Son yayınlanan Sağlık Bakanlığı verilerine göre Türkiye’de yaklaşık üç bin SMA hastası bulunuyor. Bu verilere göre Türkiye’de yılda ortalama 150 SMA’lı bebek dünyaya gelirken hastalıkla ilgili net istatistik bilgileri ise bulunmuyor.
SMA hastası sayısının sosyal medyada görülenden daha fazla olduğunu söyleyen Türkiye SMA Vakfı Yönetim Kurulu Başkan Vekili Ece Soyer Demir ise vakıf sistemine kayıtlı yaklaşık 760 hasta olduğunu iletirken, hastalar arasında en yaygın SMA tipinin SMA Tip 1 olduğunu belirtiyor.
Novartis adlı bir şirket tarafından geliştirilen Zolgensma, Mayıs 2019 tarihinde SMA’nın FDA’dan onay alan ikinci tedavi seçeneği oldu. Zolgensma’nın etken maddesi, SMA hastalarında eksik ve işlevsiz olan SMN1 genini yenilemeyi amaçlıyor. Tek doz şeklinde uygulanan ve yaklaşık maliyeti iki ila üç milyon dolar olan Zolgensma, kasların zayıflamasını durdurmada etkili bir ilaç. Ama, SMA hastalığını tamamen tedavi etmiyor ve vücuttaki mevcut hasarı geri döndüremiyor. İlacın yüksek maliyetine sebep olarak ise araştırma-geliştirme, lisanslama ve de pazarlama maliyetleri ile hasta sayısının az ve ilaca muhtaç olması gösteriliyor.

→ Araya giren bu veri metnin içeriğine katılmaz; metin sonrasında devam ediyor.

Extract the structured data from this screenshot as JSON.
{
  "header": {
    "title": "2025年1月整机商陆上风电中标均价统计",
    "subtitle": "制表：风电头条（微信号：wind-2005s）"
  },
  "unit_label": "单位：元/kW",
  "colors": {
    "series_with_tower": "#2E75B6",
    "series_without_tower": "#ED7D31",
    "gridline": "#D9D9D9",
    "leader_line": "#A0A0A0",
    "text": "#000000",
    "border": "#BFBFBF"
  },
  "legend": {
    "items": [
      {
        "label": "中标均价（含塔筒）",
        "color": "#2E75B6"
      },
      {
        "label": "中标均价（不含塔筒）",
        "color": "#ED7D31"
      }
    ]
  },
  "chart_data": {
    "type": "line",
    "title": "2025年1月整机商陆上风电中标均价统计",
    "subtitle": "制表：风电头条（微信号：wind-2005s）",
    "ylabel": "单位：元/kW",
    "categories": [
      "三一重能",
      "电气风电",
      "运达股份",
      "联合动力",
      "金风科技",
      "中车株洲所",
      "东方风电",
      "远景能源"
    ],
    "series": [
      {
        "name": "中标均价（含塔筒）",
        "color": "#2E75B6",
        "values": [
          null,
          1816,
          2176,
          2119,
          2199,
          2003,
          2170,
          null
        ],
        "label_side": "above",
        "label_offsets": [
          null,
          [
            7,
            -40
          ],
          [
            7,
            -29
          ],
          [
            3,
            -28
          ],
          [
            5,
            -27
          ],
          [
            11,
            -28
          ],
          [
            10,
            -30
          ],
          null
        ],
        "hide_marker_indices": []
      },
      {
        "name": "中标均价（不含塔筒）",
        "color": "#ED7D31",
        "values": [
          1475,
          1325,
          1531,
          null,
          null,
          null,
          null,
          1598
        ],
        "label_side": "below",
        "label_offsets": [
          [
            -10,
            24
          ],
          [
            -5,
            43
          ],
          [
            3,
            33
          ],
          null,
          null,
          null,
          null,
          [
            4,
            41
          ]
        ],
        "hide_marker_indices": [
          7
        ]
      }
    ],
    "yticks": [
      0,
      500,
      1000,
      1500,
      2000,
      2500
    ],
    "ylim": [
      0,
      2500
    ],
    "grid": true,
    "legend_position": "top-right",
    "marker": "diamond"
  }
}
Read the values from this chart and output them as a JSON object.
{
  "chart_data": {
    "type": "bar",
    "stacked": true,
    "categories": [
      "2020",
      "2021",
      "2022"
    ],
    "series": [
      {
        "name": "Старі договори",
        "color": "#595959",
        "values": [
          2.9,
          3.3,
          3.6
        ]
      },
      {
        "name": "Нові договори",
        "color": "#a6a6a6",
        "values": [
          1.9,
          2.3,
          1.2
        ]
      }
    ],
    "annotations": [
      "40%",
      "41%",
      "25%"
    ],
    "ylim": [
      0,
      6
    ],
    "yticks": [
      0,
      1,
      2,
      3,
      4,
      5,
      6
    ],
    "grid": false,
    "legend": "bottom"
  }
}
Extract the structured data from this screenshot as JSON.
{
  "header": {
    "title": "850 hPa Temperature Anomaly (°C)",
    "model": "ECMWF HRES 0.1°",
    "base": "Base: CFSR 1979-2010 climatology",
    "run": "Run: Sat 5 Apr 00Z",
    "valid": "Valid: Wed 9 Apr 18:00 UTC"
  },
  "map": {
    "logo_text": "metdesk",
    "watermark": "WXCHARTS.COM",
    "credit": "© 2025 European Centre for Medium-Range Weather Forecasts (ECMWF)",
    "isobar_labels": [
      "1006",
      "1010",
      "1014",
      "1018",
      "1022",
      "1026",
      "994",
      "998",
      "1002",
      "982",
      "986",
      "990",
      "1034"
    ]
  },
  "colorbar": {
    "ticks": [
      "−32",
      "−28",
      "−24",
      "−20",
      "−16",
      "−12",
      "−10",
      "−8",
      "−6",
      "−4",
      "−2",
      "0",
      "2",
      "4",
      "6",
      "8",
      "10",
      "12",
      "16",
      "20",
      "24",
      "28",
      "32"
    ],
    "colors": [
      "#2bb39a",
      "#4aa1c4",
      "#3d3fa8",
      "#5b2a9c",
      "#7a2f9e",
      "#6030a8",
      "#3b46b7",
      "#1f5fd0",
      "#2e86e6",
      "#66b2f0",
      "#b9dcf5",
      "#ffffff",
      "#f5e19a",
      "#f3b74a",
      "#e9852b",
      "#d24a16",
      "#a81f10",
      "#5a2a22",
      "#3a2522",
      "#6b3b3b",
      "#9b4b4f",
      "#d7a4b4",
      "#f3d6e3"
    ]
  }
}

Ancak Zolgensma adlı ilaç Türkiye’de geri ödeme kapsamında değil ve Türkiye’de de uygulanamıyor. Sağlık Bakanlığı, ilacın SGK geri ödeme kapsamına alınmamasına sebep olarak SMA Bilim Kurulu’nun ilacın yetkinliğini onaylamamasını gösteriyor. Dönemin Sağlık Bakanı Fahrettin Koca, Kasım 2022’de yaptığı bir konuşmasında konuya şu şekilde değinmişti:
“SMA konusu bir ödeme sorunu değildir. Binden fazla SMA hastamız var, tedavilerini etkinliğini ispat etmiş ilaçla masraflarının tamamını devletimiz karşılayacak şekilde kullanıyoruz… Peki, sorun nerede? Zolgensma isimli gen tedavisinin ödeme kapsamında olmaması. Bahse konu tedavinin etkinliğini SMA Bilim Kurulumuz değerlendiriyor. Bu bilim kurulu fakültelerimiz ve de sahada özellikle hastaları tedavi eden hocalarımızdan oluşan bir bilim kurulu. Bakanlık bu karar vermiyor. SMA Bilim Kurulumuz, SMA hastası çocuklarımızın tedavisini üstlenen bilim insanlarından oluşuyor. SMA Bilim Kurulu da tedavinin etkinliği ile ilgili yeterli bir kanıt olmadığı gerekçesiyle şimdilik uygulamaya alınmasının bir gereklilik olmadığını ifade etti”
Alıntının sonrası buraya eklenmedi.